Un acte aussi simple qu’aller au restaurant nécessite une coopération à grande échelle, qui intervient de manière naturelle, sans la supervision d’un département de la supply chain. Si tout devait être organisé de manière top-down, comme dans une entreprise, cela nécessiterait des mois de planning. Mais heureusement pour nous, les villes fonctionnent différemment : ce sont des systèmes auto-gérés.
Dans des systèmes auto-gérés, les différents acteurs ont leur propre indépendance et autonomie, ils utilisent leur jugement pour collaborer au sein d’un cadre de lois et de règles. Et les économies fonctionnent mieux ainsi que dans un ordre contrôlé par le “sommet”. Mais pour que de tels systèmes auto-gérés fonctionnent, ils ont besoin d’un cadre, et de beaucoup de liberté pour s’adapter localement au sein de ce cadre, grâce à un système de contrôle par les pairs, comme dans une ville ou dans le corps humain.
Les règles d’une véritable responsabilisation et autonomisation
Donner aux employés l’autonomie et la liberté pour s’organiser et s’adapter localement à leur environnement ne veut pas dire supprimer toute structure et tout cadre. Au contraire, ils ont besoin de règles claires et transparentes pour pouvoir exercer leur responsabilité – mais des règles légères, agiles et flexibles, pour leur permettre de changer et de s’adapter aux circonstances. “Si vous ne savez pas ce que vous ne pouvez pas faire, vous ne savez pas non plus ce que vous avez la liberté de faire.”
L’holacratie est un système orienté objectif, qui divise le travail en rôles. Chaque individu est en charge de plusieurs rôles dans différentes équipes de l’entreprise. Par exemple, un des rôles de Brian est d’être le porte-parole de l’holacratie. Chaque rôle comporte un objectif, inclus dans l’objectif plus large de l’équipe, qui lui-même participe aux objectifs de l’entreprise. Les rôles impliquent également des responsabilités, ce qui permet aux autres personnes de l’équipe de savoir à quoi ils peuvent s’attendre du responsable du rôle. Et “pour remplir son rôle, une personne a toute autorité pour prendre la moindre décision ou réaliser la moindre action tant qu’il n’existe pas de règle explicite qui l’interdise.”
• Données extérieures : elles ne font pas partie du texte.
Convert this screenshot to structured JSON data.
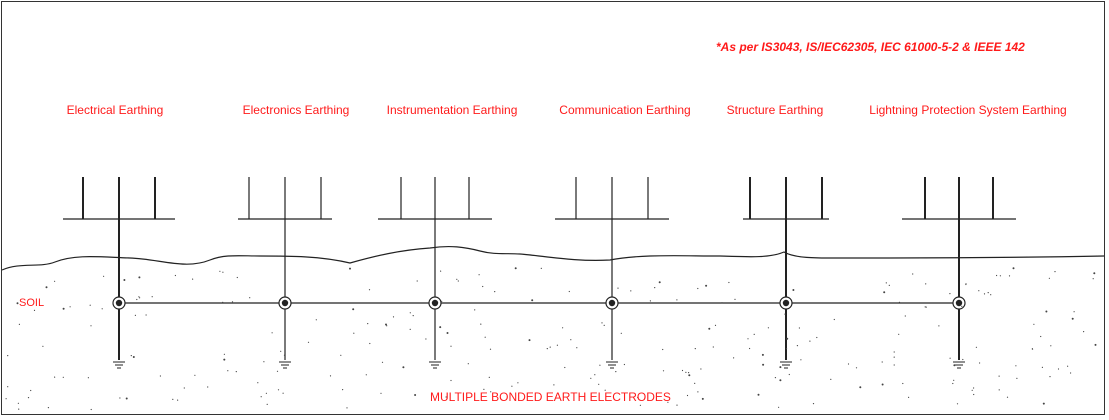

Ce modèle innovant rend les organisations plus vivantes et organiques : les rôles et les responsabilités sont décidés en réunion d’équipe de manière itérée. Au lieu de laisser les managers décider pour l’ensemble de l’entreprise, ces réunions partagent la charge du management.
L’holacratie ne résout pas tous les problèmes. Mais elle fournit une structure pour laisser le système lui-même trouver les solutions. Et ca marche : aujourd’hui, près de 1 000 entreprises dans le monde entier utilisent ce modèle d’organisation radicalement innovant.